Top
 

Learning to Speak Again.

Learning to Speak Again.

Learning to Speak Again: dealing with a stroke

Every day as a writer, as an artist, every new piece is a new attempt to communicate- an often frustrating attempt to express yourself in a language with few well defined words.

I remember as a child sliding into the mental space that let me see things differently.More clearly. The patterns of light shifting across a blade of grass. The textures and colors.

But no matter how clearly I saw it, there was always the struggle to communicate this wonderful (and sometimes awful) world to the people I knew.

I would open my mouth, but the REAL words wouldn’t come. Pure frustration. Sometimes I felt raw anger that others couldn’t understand. To try and express the overwhelming patterns of beauty wasn’t possible for me in words- I would grasp and it would slide though my fingers. I had a desperate need to share these patterns. To help others see them. Appreciate them. Sing with them. I guess that was what drew me towards writing, art & photography- I could finally share the lines and swirls of rapturous movement, color and light I’d sense in the world- sharing some little part of what was singing to and through me.

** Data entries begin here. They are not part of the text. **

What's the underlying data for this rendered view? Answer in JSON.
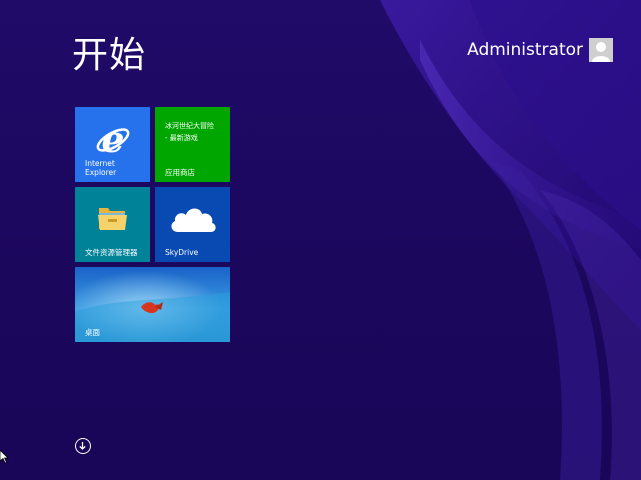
{
  "start_screen": {
    "title": "开始",
    "user": {
      "name": "Administrator",
      "avatar_icon": "user-avatar-icon"
    },
    "tiles": [
      {
        "id": "ie",
        "label": "Internet\nExplorer",
        "icon": "internet-explorer-icon",
        "color": "#2672ec"
      },
      {
        "id": "store",
        "subtitle": "冰河世纪大冒险\n- 最新游戏",
        "label": "应用商店",
        "color": "#00a600"
      },
      {
        "id": "explorer",
        "label": "文件资源管理器",
        "icon": "folder-icon",
        "color": "#008299"
      },
      {
        "id": "skydrive",
        "label": "SkyDrive",
        "icon": "cloud-icon",
        "color": "#094ab2"
      },
      {
        "id": "desktop",
        "label": "桌面",
        "icon": "desktop-wallpaper",
        "color": "#1e6fd0"
      }
    ],
    "scroll_icon": "arrow-down-circle-icon",
    "colors": {
      "background": "#1c0a5e",
      "accent_swoosh": "#3a1a9a"
    }
  }
}
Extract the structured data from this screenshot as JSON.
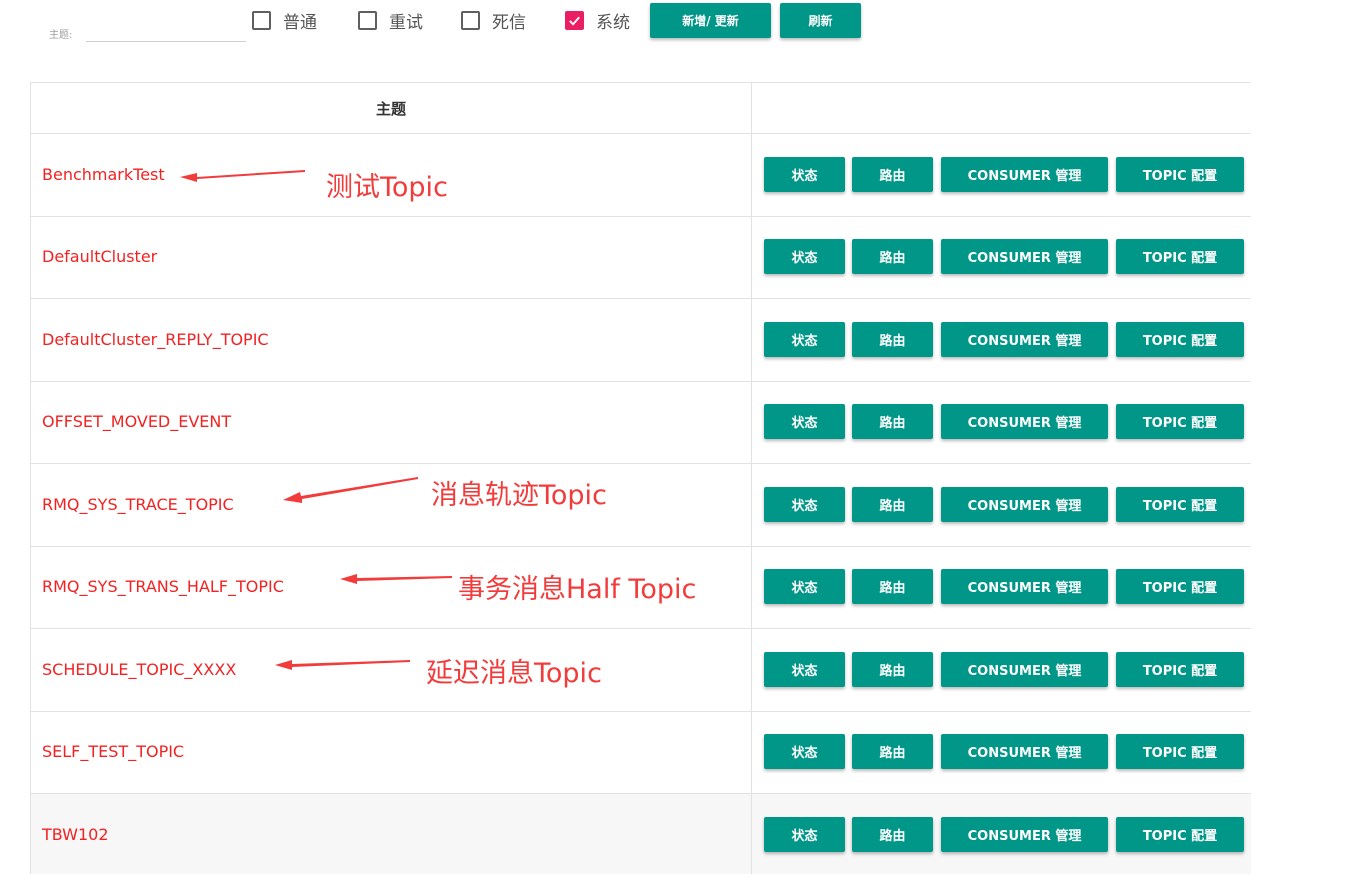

Since I’d “grown up”, I hadn’t given this feeling of struggle, frustration and desperation much thought for a long while. The last couple of decades at least. But then something changed to wake me up again.

It was a little rip, a tiny rupture in a vessel in the brain. Suddenly a dearly loved friend of mine was pulled down out of her life and thrust into a hospital bed with tubes erupting from all over her body. She ‘slept’ for 2 months. The day she woke up was amazing, joyful… and somehow unreal.

She knew who we were, but she had lost the power to express it. I could see the struggle in her eyes- so many things she wanted to say, so many questions. But the words, the meanings weren’t there anymore. A connection had been severed. Once it had been so easy to communicate, but now there was only a deep longing and frustration. She knew what she wanted to tell us, but she didn’t have the words.

Now as she goes through physical and speech therapy I can still sense the quiet frustration. Artists speak of “creative block”- but aren’t we all artists? –striving to share our unique views and experience and falling just a little bit (or a lot) short. Even as she learns to speak again, can she ever truly share her experience with us? Or only describe a pale shadow of it to those of us who have never been so locked within our bodies? We are also limited- do we even have the vocabulary to truly ever understand something so far from our everyday life? I can’t understand how hard this must be for her. But, I can try– and maybe trying will widen my view of life… even just a little bit.

I’ve been wondering about my purpose in life… and I think this had made it just a little more clear. I have a commitment to do my best to try and communicate all the beauty and ugliness, all the light and dark that I see- to make it more real and tangible to others- to reach out and share my experience of the world with others- hopefully widening their view- if even just a little bit. If my friend can be so brave, then I can only hope to follow her example.